3 Strikes And You’re In!
The “Grand Plan” on October 27th had 3 prongs.
Bank recapitalization. That has been a failure. The EFSF gave up on that and just said it would loan to member countries so they could recapitalize. Since the EFSF was supposed to lend to governments anyways, how is this different? So fail on any form of standardized pan-European bank recapitalization.
An IIF led PSI agreement in Greece. Ackerman stepped out of the limelight and left the hot potato in Dallara’s hands. It seemed obvious to anyone at a bank that the IIF had absolutely zero ability to commit banks to anything. That has turned out to be true as well, and last report is that Greece is now negotiating directly with private holders. Fail on the 50% haircut.
The EFSF was going to leverage and get outside money. In spite of a lot of frequent flier miles and some fancy summits, no real outside money has materialized, and leveraging the EFSF has been a fiasco. The meeting today that was supposed to confirm it, has turned into a who can downplay it faster quote fest.

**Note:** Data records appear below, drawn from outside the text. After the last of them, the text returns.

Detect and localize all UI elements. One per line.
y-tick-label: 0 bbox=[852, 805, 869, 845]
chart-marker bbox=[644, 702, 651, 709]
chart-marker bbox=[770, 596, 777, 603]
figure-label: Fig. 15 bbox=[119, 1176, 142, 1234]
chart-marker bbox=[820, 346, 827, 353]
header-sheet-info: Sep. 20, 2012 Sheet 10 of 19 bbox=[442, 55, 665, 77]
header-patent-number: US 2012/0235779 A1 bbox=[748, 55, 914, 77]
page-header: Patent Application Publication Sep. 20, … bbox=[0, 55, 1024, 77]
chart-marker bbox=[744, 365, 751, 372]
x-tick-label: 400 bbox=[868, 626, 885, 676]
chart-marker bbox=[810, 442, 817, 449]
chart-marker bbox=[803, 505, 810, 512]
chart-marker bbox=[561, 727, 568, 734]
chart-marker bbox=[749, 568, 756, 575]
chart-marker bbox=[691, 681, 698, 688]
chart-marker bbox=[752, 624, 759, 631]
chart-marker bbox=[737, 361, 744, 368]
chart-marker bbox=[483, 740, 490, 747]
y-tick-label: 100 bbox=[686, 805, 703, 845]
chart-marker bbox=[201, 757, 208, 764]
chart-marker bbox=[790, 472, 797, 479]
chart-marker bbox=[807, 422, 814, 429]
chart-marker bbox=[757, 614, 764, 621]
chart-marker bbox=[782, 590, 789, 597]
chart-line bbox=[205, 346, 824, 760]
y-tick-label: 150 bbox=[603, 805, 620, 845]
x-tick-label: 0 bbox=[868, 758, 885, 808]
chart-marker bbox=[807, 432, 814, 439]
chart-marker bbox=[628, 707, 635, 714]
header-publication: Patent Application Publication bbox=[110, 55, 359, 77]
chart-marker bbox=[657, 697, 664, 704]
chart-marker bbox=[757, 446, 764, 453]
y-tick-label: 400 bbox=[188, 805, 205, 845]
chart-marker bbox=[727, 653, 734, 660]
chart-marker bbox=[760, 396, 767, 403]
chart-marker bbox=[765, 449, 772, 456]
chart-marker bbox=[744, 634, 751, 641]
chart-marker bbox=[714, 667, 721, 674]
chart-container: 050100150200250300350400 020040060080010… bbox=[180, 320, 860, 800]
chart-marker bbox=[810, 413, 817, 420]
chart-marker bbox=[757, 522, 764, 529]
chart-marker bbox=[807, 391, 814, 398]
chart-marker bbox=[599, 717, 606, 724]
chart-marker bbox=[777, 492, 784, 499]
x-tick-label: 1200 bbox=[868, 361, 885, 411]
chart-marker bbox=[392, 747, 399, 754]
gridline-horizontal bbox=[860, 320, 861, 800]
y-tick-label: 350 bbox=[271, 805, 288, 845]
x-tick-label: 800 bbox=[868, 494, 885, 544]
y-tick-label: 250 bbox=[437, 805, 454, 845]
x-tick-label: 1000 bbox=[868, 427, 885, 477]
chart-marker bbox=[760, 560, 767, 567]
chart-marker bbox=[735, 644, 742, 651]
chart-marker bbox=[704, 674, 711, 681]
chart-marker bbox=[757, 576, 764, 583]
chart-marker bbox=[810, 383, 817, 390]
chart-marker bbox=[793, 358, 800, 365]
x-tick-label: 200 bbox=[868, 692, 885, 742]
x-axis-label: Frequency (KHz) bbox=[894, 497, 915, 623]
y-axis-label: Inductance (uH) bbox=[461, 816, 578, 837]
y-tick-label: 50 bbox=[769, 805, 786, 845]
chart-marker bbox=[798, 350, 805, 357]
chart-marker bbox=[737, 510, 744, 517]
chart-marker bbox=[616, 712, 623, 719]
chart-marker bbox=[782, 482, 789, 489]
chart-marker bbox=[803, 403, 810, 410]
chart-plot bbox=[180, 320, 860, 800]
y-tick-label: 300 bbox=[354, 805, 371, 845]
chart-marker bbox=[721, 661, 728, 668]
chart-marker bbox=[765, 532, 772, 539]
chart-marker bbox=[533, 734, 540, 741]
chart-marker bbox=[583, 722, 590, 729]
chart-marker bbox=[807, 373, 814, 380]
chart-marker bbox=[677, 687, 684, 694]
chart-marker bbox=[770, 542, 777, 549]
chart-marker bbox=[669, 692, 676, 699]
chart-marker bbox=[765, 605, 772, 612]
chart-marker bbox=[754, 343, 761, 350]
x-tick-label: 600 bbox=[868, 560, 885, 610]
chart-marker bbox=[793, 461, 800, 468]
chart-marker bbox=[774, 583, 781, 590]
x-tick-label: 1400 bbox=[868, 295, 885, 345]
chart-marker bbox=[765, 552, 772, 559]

This has to be a failure, and seriously who allowed such sloppy documents to be prepared and sent out, time and time again?

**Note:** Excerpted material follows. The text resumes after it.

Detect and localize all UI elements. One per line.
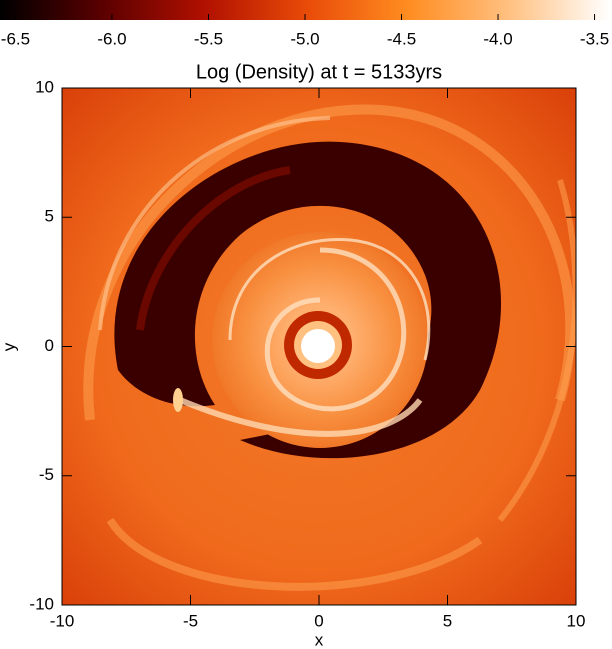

So they have failed on each of their major initiatives, but now the market is comfortable that they will get ECB to “print” and that some form of “policy changes” will be fast tracked. Giving them the benefit of the doubt that they will accomplish things “this time” seems one thing. Actually believing the plans will work out is another. Virtually all the analysis ends with print and treaties and we will be fine. I doubt that we get those yet, and I remain dubious that they will work and won’t unleash new and bigger problems. In baseball, three strikes and you’re out, but in this world of central bankers and politicians, three strikes seems be at least acceptable, if not actually good.